Hollywood et les médias de nouveau pointés du doigt

Alors que des scientifiques le clamaient depuis déjà longtemps, un important rapport émanant d’une agence du gouvernement fédéral américain vient de conclure que la promotion des produits du tabac dans les médias et l’exposition à des scènes de tabagisme dans les films sont tous deux liées à la propagation du tabagisme juvénile.

Parue à la fin de l’été 2008, cette monographie de 684 pages – intitulée The Role of the Media in Promoting and Reducing Tobacco Use – est la 19e sur le tabagisme à être publiée par le National Cancer Institute (NCI) des États-Unis depuis 1991. Cinq rédacteurs scientifiques et 23 auteurs issus de différentes disciplines ont analysé plus de 1 000 études sur le sujet afin de rédiger cette synthèse. Ils en sont arrivés à la conclusion que la presse et les médias de divertissement jouent un rôle clé dans le façonnage des connaissances, opinions, attitudes et comportements qu’adoptent les individus et les collectivités à l’égard du tabac.

Cinéma, télé et imprimés

La cigarette est l’un des produits ayant fait l’objet des plus grands efforts de marketing aux États-Unis, indique le rapport. Entre 1940 et 2005, les cigarettiers ont dépensé quelque 250 milliards de dollars en publicité et en promotion.

Omniprésente au cinéma, elle apparaît dans les trois quarts des films du box-office et une fois sur trois, il est possible de distinguer une marque en particulier.
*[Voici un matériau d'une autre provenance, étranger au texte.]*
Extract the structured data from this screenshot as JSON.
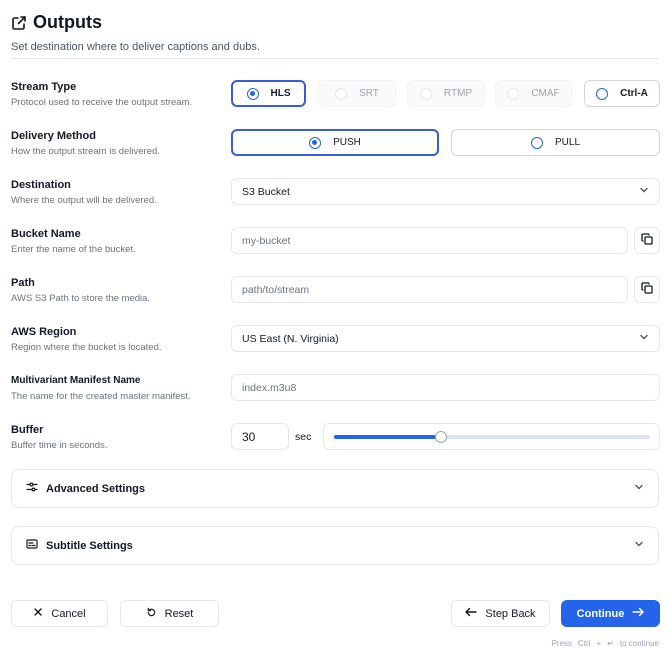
{
  "header": {
    "title": "Outputs",
    "subtitle": "Set destination where to deliver captions and dubs."
  },
  "stream_type": {
    "label": "Stream Type",
    "description": "Protocol used to receive the output stream.",
    "options": [
      "HLS",
      "SRT",
      "RTMP",
      "CMAF",
      "Ctrl-A"
    ],
    "selected": "HLS"
  },
  "delivery_method": {
    "label": "Delivery Method",
    "description": "How the output stream is delivered.",
    "options": [
      "PUSH",
      "PULL"
    ],
    "selected": "PUSH"
  },
  "destination": {
    "label": "Destination",
    "description": "Where the output will be delivered.",
    "value": "S3 Bucket"
  },
  "bucket_name": {
    "label": "Bucket Name",
    "description": "Enter the name of the bucket.",
    "placeholder": "my-bucket"
  },
  "path": {
    "label": "Path",
    "description": "AWS S3 Path to store the media.",
    "placeholder": "path/to/stream"
  },
  "aws_region": {
    "label": "AWS Region",
    "description": "Region where the bucket is located.",
    "value": "US East (N. Virginia)"
  },
  "manifest": {
    "label": "Multivariant Manifest Name",
    "description": "The name for the created master manifest.",
    "placeholder": "index.m3u8"
  },
  "buffer": {
    "label": "Buffer",
    "description": "Buffer time in seconds.",
    "value": "30",
    "unit": "sec",
    "slider_fraction": 0.34
  },
  "accordions": {
    "advanced": "Advanced Settings",
    "subtitle": "Subtitle Settings"
  },
  "footer": {
    "cancel": "Cancel",
    "reset": "Reset",
    "step_back": "Step Back",
    "continue": "Continue",
    "hint_press": "Press",
    "hint_key": "Ctrl",
    "hint_plus": "+",
    "hint_enter": "↵",
    "hint_to": "to continue"
  },
  "colors": {
    "accent": "#2563eb",
    "selected_border": "#3b5bdb",
    "border": "#e5e7eb",
    "muted_text": "#6b7280"
  },
  "icons": [
    "external-link-icon",
    "copy-icon",
    "chevron-down-icon",
    "sliders-icon",
    "subtitles-icon",
    "close-icon",
    "reset-icon",
    "arrow-left-icon",
    "arrow-right-icon"
  ]
}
Loin de dépeindre la réalité (qui se caractérise par un déclin de l’usage du tabac au sein de la population), les films d’aujourd’hui renferment deux fois plus de scènes de tabagisme que ceux des années 1970 et 1980. Le tabac figure également dans 20 % des émissions de télé américaines et dans 25 % des vidéoclips, ce qui est plutôt troublant quand on considère que les jeunes qui voient leurs idoles fumer au petit ou au grand écran sont de deux à trois fois plus susceptibles d’expérimenter la cigarette et de devenir fumeurs.

Peu utilisés pour promouvoir directement les produits du tabac, les journaux et les magazines disposent toutefois d’un redoutable pouvoir puisqu’ils influencent l’opinion publique par leurs articles et leurs éditoriaux.

Le pouvoir de changer les choses…

Épidémiologiste et rédacteur en chef des monographies du NCI, Stephen E. Marcus explique que les médias ont joué un rôle essentiel dans l’augmentation du tabagisme au 20e siècle. Par contre, au cours des 40 dernières années, ils ont grandement contribué à la diminution de la prévalence, parce qu’ils ont permis de sensibiliser davantage le public aux dangers associés à la cigarette et de faire évoluer les normes sociales.

Même si d’énormes progrès ont été réalisés dans les pays industrialisés, l’Organisation mondiale de la santé prévoit que d’ici 2015, les décès annuels liés au tabac augmenteront de 6,4 millions, en raison de la hausse du tabagisme sur la scène internationale.

Selon le rapport du National Cancer Institute, les campagnes médiatiques à grand déploiement constituent un moyen efficace de décourager l’usage du tabac, surtout lorsqu’elles sont combinées à d’autres stratégies de contrôle du tabagisme. Tellement efficaces, précise-t-on, que les cigarettiers déploieraient beaucoup d’énergie et de ressources pour tenter de les étouffer et d’anéantir leur financement…

À l’inverse, les programmes de prévention subventionnés par l’industrie du tabac seraient généralement infructueux et pourraient même encourager les adolescents à expérimenter la cigarette.

Pour ce qui est du cinéma, le simple fait de placer des messages antitabac au début des projections dans lesquelles on fume atténuerait en partie l’impact des scènes de tabagisme.

En raison de la nature trompeuse de plusieurs campagnes publicitaires en faveur du tabac et de l’échec de l’industrie à s’autodiscipliner, les auteurs de la monographie signalent qu’interdire la publicité est la seule solution qui permet de protéger adéquatement les jeunes et d’éviter que les compagnies ne substituent tout simplement un moyen de promotion par un autre.